Her brother-in-law left but not before he told her what to do. “Open all the doors as you always do in the mornings,” he told her. “Get up at your usual time, neither before nor after. Then scream and faint. Don’t weep, understand? Then people will think it was a dacoit who came and murdered your husband.”
She did exactly as she was told: screamed fainted and then fell silent. Then, three days later they brought her lover in front of her. He was handcuffed, and she could carry on the charade no longer. She confessed everything.
“I could not stop myself, ji,” she apologized to me. And I remembered Tiriya jal maha aag lagave/Tiriya sukhe naav chalave.(A woman who can set fire to water is also the same who can row a boat over sand)

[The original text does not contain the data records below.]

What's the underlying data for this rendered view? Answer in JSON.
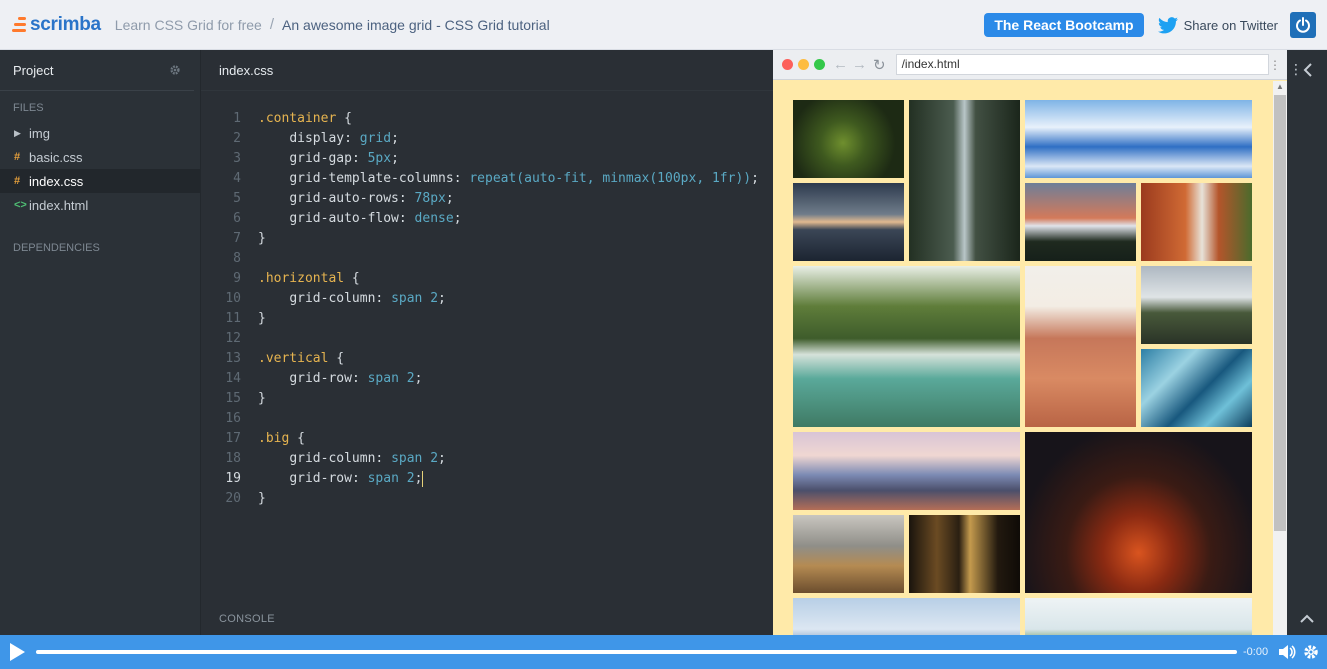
{
  "topbar": {
    "logo": "scrimba",
    "breadcrumb_course": "Learn CSS Grid for free",
    "separator": "/",
    "breadcrumb_title": "An awesome image grid - CSS Grid tutorial",
    "bootcamp_label": "The React Bootcamp",
    "twitter_label": "Share on Twitter",
    "accent_color": "#2b8ae8",
    "logo_color": "#2a74c9"
  },
  "sidebar": {
    "title": "Project",
    "files_heading": "FILES",
    "files": [
      {
        "name": "img",
        "icon": "folder-triangle-icon"
      },
      {
        "name": "basic.css",
        "icon": "hash-icon"
      },
      {
        "name": "index.css",
        "icon": "hash-icon",
        "active": true
      },
      {
        "name": "index.html",
        "icon": "code-brackets-icon"
      }
    ],
    "dependencies_heading": "DEPENDENCIES"
  },
  "editor": {
    "active_tab": "index.css",
    "console_label": "CONSOLE",
    "current_line": 19,
    "lines": [
      ".container {",
      "    display: grid;",
      "    grid-gap: 5px;",
      "    grid-template-columns: repeat(auto-fit, minmax(100px, 1fr));",
      "    grid-auto-rows: 78px;",
      "    grid-auto-flow: dense;",
      "}",
      "",
      ".horizontal {",
      "    grid-column: span 2;",
      "}",
      "",
      ".vertical {",
      "    grid-row: span 2;",
      "}",
      "",
      ".big {",
      "    grid-column: span 2;",
      "    grid-row: span 2;",
      "}"
    ]
  },
  "browser": {
    "url": "/index.html",
    "background": "#ffeaa9",
    "tiles": [
      {
        "cls": "tile",
        "desc": "moss-forest"
      },
      {
        "cls": "tile vertical",
        "desc": "waterfall-forest"
      },
      {
        "cls": "tile horizontal",
        "desc": "blue-mountains-clouds"
      },
      {
        "cls": "tile",
        "desc": "lake-sunset"
      },
      {
        "cls": "tile",
        "desc": "snowy-peak-sunset"
      },
      {
        "cls": "tile",
        "desc": "red-canyon-waterfall"
      },
      {
        "cls": "tile big",
        "desc": "waterfall-lagoon"
      },
      {
        "cls": "tile vertical",
        "desc": "desert-canyon"
      },
      {
        "cls": "tile",
        "desc": "boulders-field"
      },
      {
        "cls": "tile",
        "desc": "icy-waves"
      },
      {
        "cls": "tile horizontal",
        "desc": "pink-mountain-range"
      },
      {
        "cls": "tile big",
        "desc": "night-red-rock"
      },
      {
        "cls": "tile",
        "desc": "golden-hills"
      },
      {
        "cls": "tile",
        "desc": "dark-forest-path"
      },
      {
        "cls": "tile horizontal",
        "desc": "blue-hills"
      },
      {
        "cls": "tile horizontal",
        "desc": "green-tree"
      }
    ]
  },
  "player": {
    "time": "-0:00",
    "color": "#3f96e8"
  }
}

This woman did not shed a tear when her husband died and yet she broke down when she saw her lover in chains.
“Don’t cry,” he told her. “I’ve put an end to all your sorrows, haven’t I?”
They are both in adjoining jails now but they have never been further apart, each haunted by their memories: wheat fields in her father’s village, the day her husband came to see her, and then one day, just three days after she had been married, Janaki caught her husband in bed with his elder sister-in-law.
“Shocked are you?” the older woman grinned at her horrified face. “This has been happening since before you were born!”
Yet when she turned for solace to his younger brother, he almost threw her out. Then she remembered her youngest child, the son she adored. “That night he was sleeping between us, ji,” she recalled. “His palm was turned upwards and it filled up with his father’s blood.” I almost gagged, but her calm, unhurried voice went on with no change of expression.
We lapsed into a silence once more. And then, the gong that sounds the hours in the jail rang over our heads. It marked each hour, whether day or night, and startled sleeping bodies awake to remember and re-live their past in images: a whirring ceiling fan spattered with blood or a child’s innocent fist cupping the blood of his murdered father.
It was time for her to leave. She stood up and folded her hands.
“Do you read the Ramayana, Janaki?” I asked.
“Yes,” she replied, her eyes hidden beneath her lashes once more.
Then one day, I thought to myself, she will come across these lines:
“Pativanchak parpati rati karai/ Raurav narak kalp shat parayi.” (A women who cheats her husband goes to the most terrible hell called Raurava).
“Can I leave now, ji?” she repeated. “I nodded and tried to smile but could not frame my lips around one. I watched her retreating back, held upright, and thought there is an eighteen year-old girl still trapped inside that frame. Was it still alive or has it been snuffed out forever, before it could bloom? Or had nature taught it to repeat the lines we used to teach our parrots in our childhood:
“Sundari tain sooli bhali/Birla bache na koi.(A stake is better than a beautiful woman/for no one can survive her wiles).